Eram três irmãs. A mais velha era uma boa mulher, a segunda, um demônio, e a terceira, um anjo. Sarah tinha 33 anos e Mary 29 quando eu me casei. Éramos muito felizes quando fomos morar juntos, e em toda Liverpool não havia ninguém melhor do que minha Mary. Então convidamos Sarah para passar uma semana conosco, a semana se estendeu para um mês e, uma coisa levando a outra, ela finalmente ficou sendo uma de nós. Eu não bebia naquela época, e estávamos guardando dinheiro, e tudo estava indo muito bem. Meu Deus, quem poderia pensar que terminaria assim? Quem poderia sonhar com isso? Normalmente eu ficava em casa nos fins de semana e muitas vezes passava a semana toda, se acontecesse de o navio estar sendo carregado, de modo que via freqüentemente minha cunhada, Sarah. Ela era uma bela mulher, alta, morena, ativa e enérgica, porte solene e um brilho faiscante nos olhos. Mas quando minha pequena Mary estava comigo, eu nunca pensava em Sarah, e isso eu juro como espero a misericórdia de Deus. Às vezes parecia que ela gostava de ficar sozinha comigo, ou que gostava de me convidar para passear com ela, mas nunca dei importância a isso. Mas, uma noite, abri meus olhos. Eu havia chegado do navio e vi que minha mulher tinha saído, mas Sarah estava em casa.

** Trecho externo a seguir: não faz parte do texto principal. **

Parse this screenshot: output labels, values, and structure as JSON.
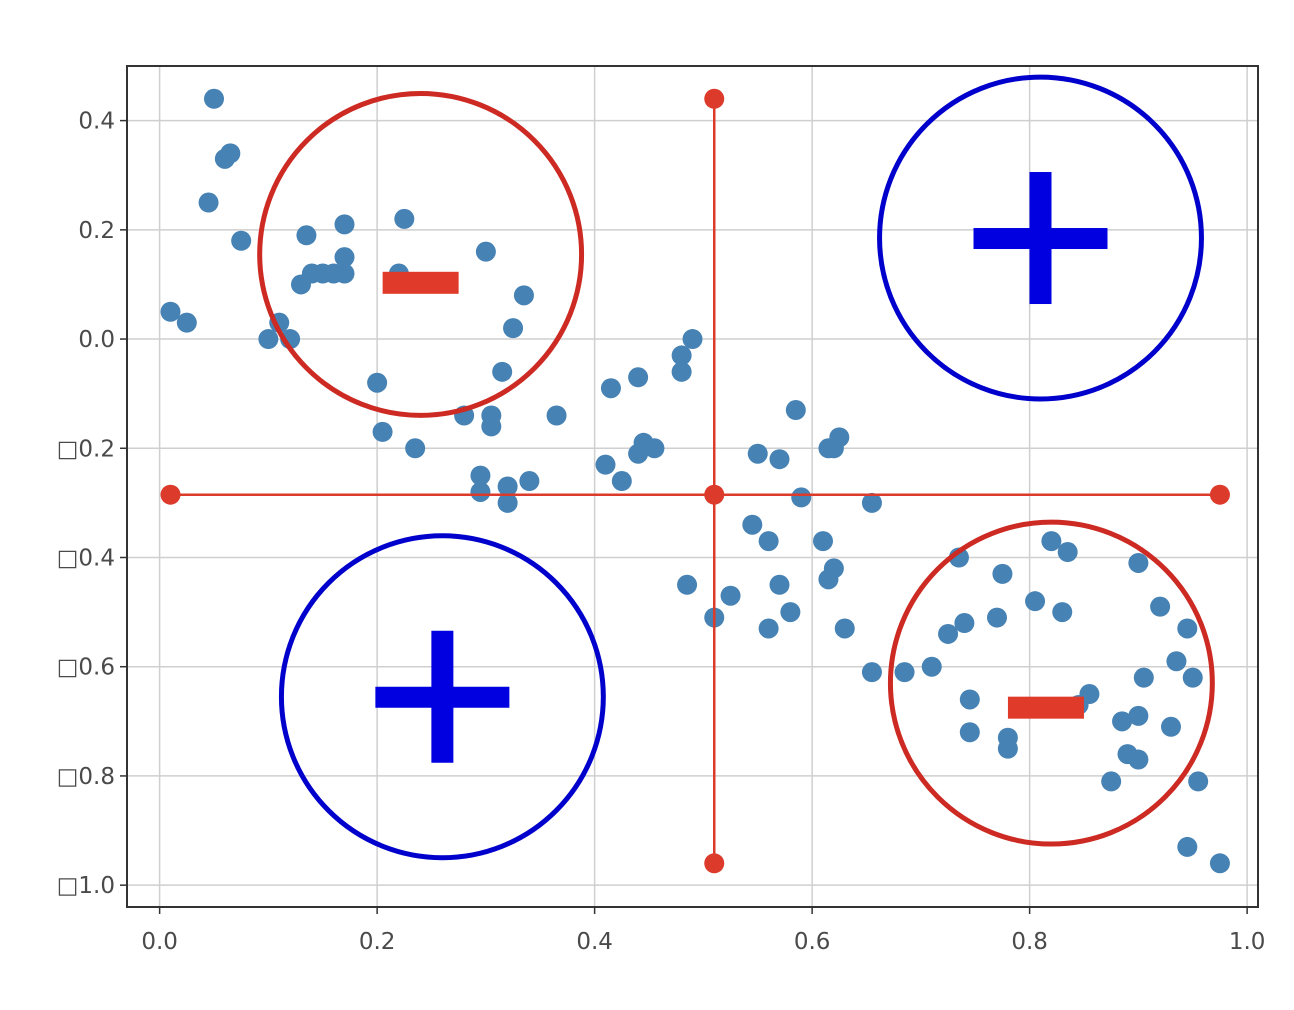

– Onde está Mary? –, perguntei.
– Oh, ela saiu para pagar algumas contas. – Eu estava impaciente e fiquei andando de um lado para o outro na sala.
– Você não consegue ficar feliz durante cinco minutos sem Mary, Jim? –, ela perguntou.
– É pouco lisonjeiro para mim que você não se contente com a minha companhia por tão pouco tempo.